Friday, 2 January 2026

Looking Back and Forth

So we have rolled around to another year. There seems to be some consensus on good riddance to 2025. Routine life has plodded on with the highlight being my trip to Japan, but it now seems so long ago that I am barely sure it happened. Monkey is visiting in July this year so I can count down to the next time I see her. We chat on WhatsApp but it's not the same. I have restarted (for the third time) learning Japanese, but deliberately started before the new year so that it was definitely not a resolution. I need to go back to exercising but am going to consider my brain health first. And then financial health, which will involve not taking on anything else that will cost money; paying down the mortgage is going to be a priority.
So, books? I don't feel like I have read very much, and certainly far too many that were a bit meh. Having started well I have often not really liked the book club books, but I love the talking so have persevered with it and will continue to do so. Here is this year's list:
37 reviewed last year, though several abandoned part way and two to come from before Christmas, both wonderful (see one below). Highlight of the year has to the Emperor of Gladness, but also Orbital and Safekeep (below). More than I remembered that I did enjoy, maybe I was just being negative, it wasn't bad reading just neglectful reviewing.

'The Safekeep' by Yael Van Der Wouden was shortlisted for the Booker and won the Women's Fiction Prize in 2025, so was definitely on my radar. It starts a bit slow, with Isabel who lives a very small life in her childhood home, after her mother's death. Lots of snippets to come because it was so beautiful; coming back from dinner with her brother Hendrik :
"Home, when she arrived, welcomes her with relief. There you are, said the dim light in the kitchen, left on for comfort. I've waited up for you, said the rattle of the key in the door." (p.18)

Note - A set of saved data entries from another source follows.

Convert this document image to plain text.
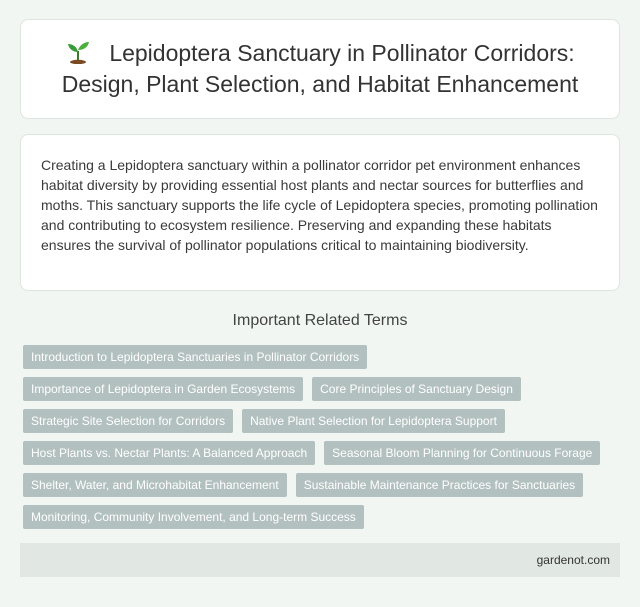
Lepidoptera Sanctuary in Pollinator Corridors: Design, Plant Selection, and Habitat Enhancement

Creating a Lepidoptera sanctuary within a pollinator corridor pet environment enhances habitat diversity by providing essential host plants and nectar sources for butterflies and moths. This sanctuary supports the life cycle of Lepidoptera species, promoting pollination and contributing to ecosystem resilience. Preserving and expanding these habitats ensures the survival of pollinator populations critical to maintaining biodiversity.

Important Related Terms
Introduction to Lepidoptera Sanctuaries in Pollinator Corridors
Importance of Lepidoptera in Garden Ecosystems	Core Principles of Sanctuary Design
Strategic Site Selection for Corridors	Native Plant Selection for Lepidoptera Support
Host Plants vs. Nectar Plants: A Balanced Approach	Seasonal Bloom Planning for Continuous Forage
Shelter, Water, and Microhabitat Enhancement	Sustainable Maintenance Practices for Sanctuaries
Monitoring, Community Involvement, and Long-term Success
gardenot.com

After another family dinner her other brother Louis announces he is sending his current girlfriend Eva to stay with Isabel while he has to be away working. She resents the intrusion in her life but is so meek and submissive she just accepts it. The days, then weeks go past, the two young women tiptoeing around each other, Isabel resentful, Eva desperate to ingratiate herself. Isabel is obsessed with her possessions and the fear of someone stealing them, she goes around the house making an inventory, rechecking the spoons and ornaments. But Eva pushes back against her reserve until a tension exists between them. It starts really slow and builds:
"Up in her room Isabel sat at her dresser. There was a cloud of bugs by the open window, catching there setting sun, dancing up, down. In the mirror Isabel tried to see what Eva had seen. She pulled the strand from behind her ear, arranged not over her eye again. Pushed it back, hand slow, smoothing it back. She touched her cheek, the corner of her wide mouth.. Her fingers to her lips: she pushed two inside, over her tongue, the ridge of her teeth, and then a door slammed shut downstairs and Isabel got up and dried her fingers off on her skirt and swallowed three times. She could still taste her own skin. She rearranged herself, looked from the window to the wall to the bed." (p.58)

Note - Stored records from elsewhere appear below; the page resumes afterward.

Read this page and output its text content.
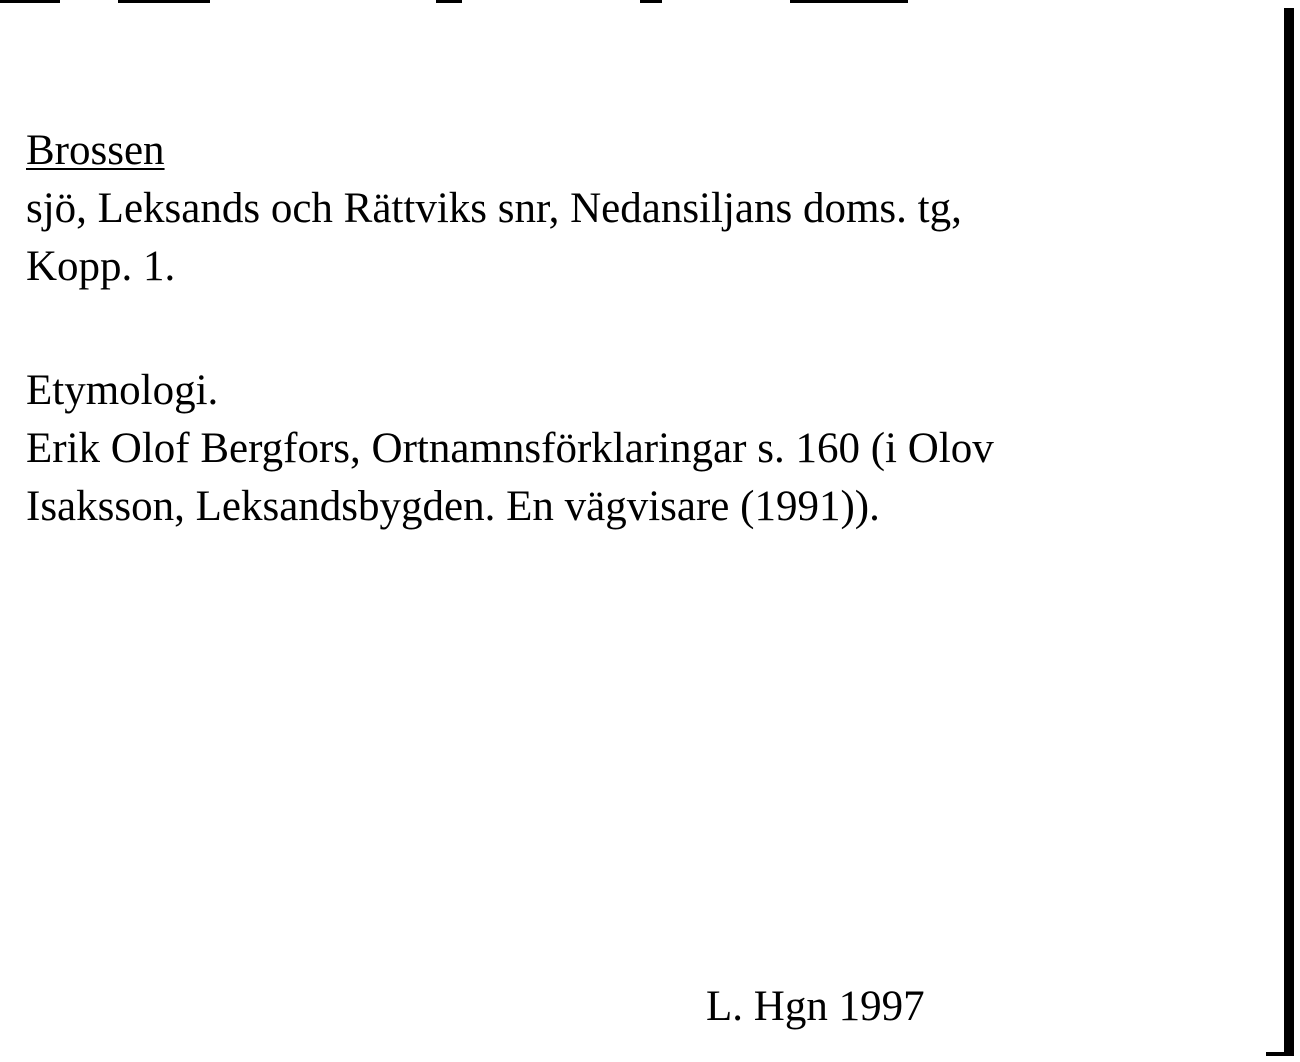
Brossen
sjö, Leksands och Rättviks snr, Nedansiljans doms. tg,
Kopp. 1.
Etymologi.
Erik Olof Bergfors, Ortnamnsförklaringar s. 160 (i Olov
Isaksson, Leksandsbygden. En vägvisare (1991)).
L. Hgn 1997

The next day Louis phones:
"Isabel put her forehead to the papered wall, looked in through the gap of the door hinge. Eva sat on the arm of the couch, phone to her ear. She had her hair up. Her dye job had missed the patch at the nape of her neck, and there was soft brown hair there, a few curls. The top buckle of her spine jutted pout above the collar of her blouse. Of her face, Isabel could only see the curve of her cheek, the shape of her smile." (p.63)

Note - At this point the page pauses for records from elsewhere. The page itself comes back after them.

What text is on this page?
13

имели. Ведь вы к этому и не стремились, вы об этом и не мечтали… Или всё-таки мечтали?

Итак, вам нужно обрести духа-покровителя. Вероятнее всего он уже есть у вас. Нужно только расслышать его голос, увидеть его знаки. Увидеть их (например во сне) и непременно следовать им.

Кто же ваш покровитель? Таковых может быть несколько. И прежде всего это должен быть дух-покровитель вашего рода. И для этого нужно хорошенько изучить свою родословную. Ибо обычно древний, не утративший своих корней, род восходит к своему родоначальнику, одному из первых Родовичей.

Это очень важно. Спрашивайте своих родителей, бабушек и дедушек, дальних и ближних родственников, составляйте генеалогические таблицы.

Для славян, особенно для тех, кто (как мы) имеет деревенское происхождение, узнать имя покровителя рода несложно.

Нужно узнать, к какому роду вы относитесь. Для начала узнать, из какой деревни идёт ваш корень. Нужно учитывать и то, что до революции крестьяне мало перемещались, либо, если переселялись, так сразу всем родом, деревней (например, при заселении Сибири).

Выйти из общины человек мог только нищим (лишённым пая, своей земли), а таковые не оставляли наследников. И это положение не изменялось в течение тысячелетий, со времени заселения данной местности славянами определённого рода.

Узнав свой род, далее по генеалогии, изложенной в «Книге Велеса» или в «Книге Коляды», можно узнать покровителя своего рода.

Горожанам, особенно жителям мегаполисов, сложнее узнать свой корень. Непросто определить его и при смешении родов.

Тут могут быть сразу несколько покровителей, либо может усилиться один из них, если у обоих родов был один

On the surface there is a formal awkward atmosphere between them, and then a horrible interlude where a local man who is basically harassing Isabel takes her on a date, because she is incapable of refusing him (and I became convinced he was going to rape her). Hendrik and his boyfriend Sebastian come and visit for a few days, and it breaks the tension between them, diverting their attention, but then Eva kisses her, and all hell lets loose.
"Isabel, too full to be teased, came to stand behind her. Wrapped her arms around her, pressed her face to Eva's neck and stayed there. Eva's laughter went quiet. She let herself be held a moment. She stroked Isabel's arms. She said, quiet, 'Who are you?' she said, 'Have you always been like this? Have you just been waiting to happen?'" (p.149)
Then, 
"'That's nice,' Eva swayed into her. Isabel turned her face this way, that. Eva let her. Isabel kept her with a hand to the small of her back. She put the wet towel to Eva's throat.
'Yeah,' Eva sighed, and shivere. Isabel held her there. A hand over coth over throat - held her there like that. Held her by the throat." (p.152)
and my mind leapt ahead anticipating huge crushing heartbreak and a terrible, terrible consequence. The intense passion of their relationship seemed to only allow for tragedy. But the story is so much more subtle than that. There is back story that emerges gradually, as we learn who Eva really is and how she came to be in Isabel's house. 
The first part of the story is tight with anticipation and the second half swamped with passion. Both women, so lost and alone, you want them to find and keep each other. 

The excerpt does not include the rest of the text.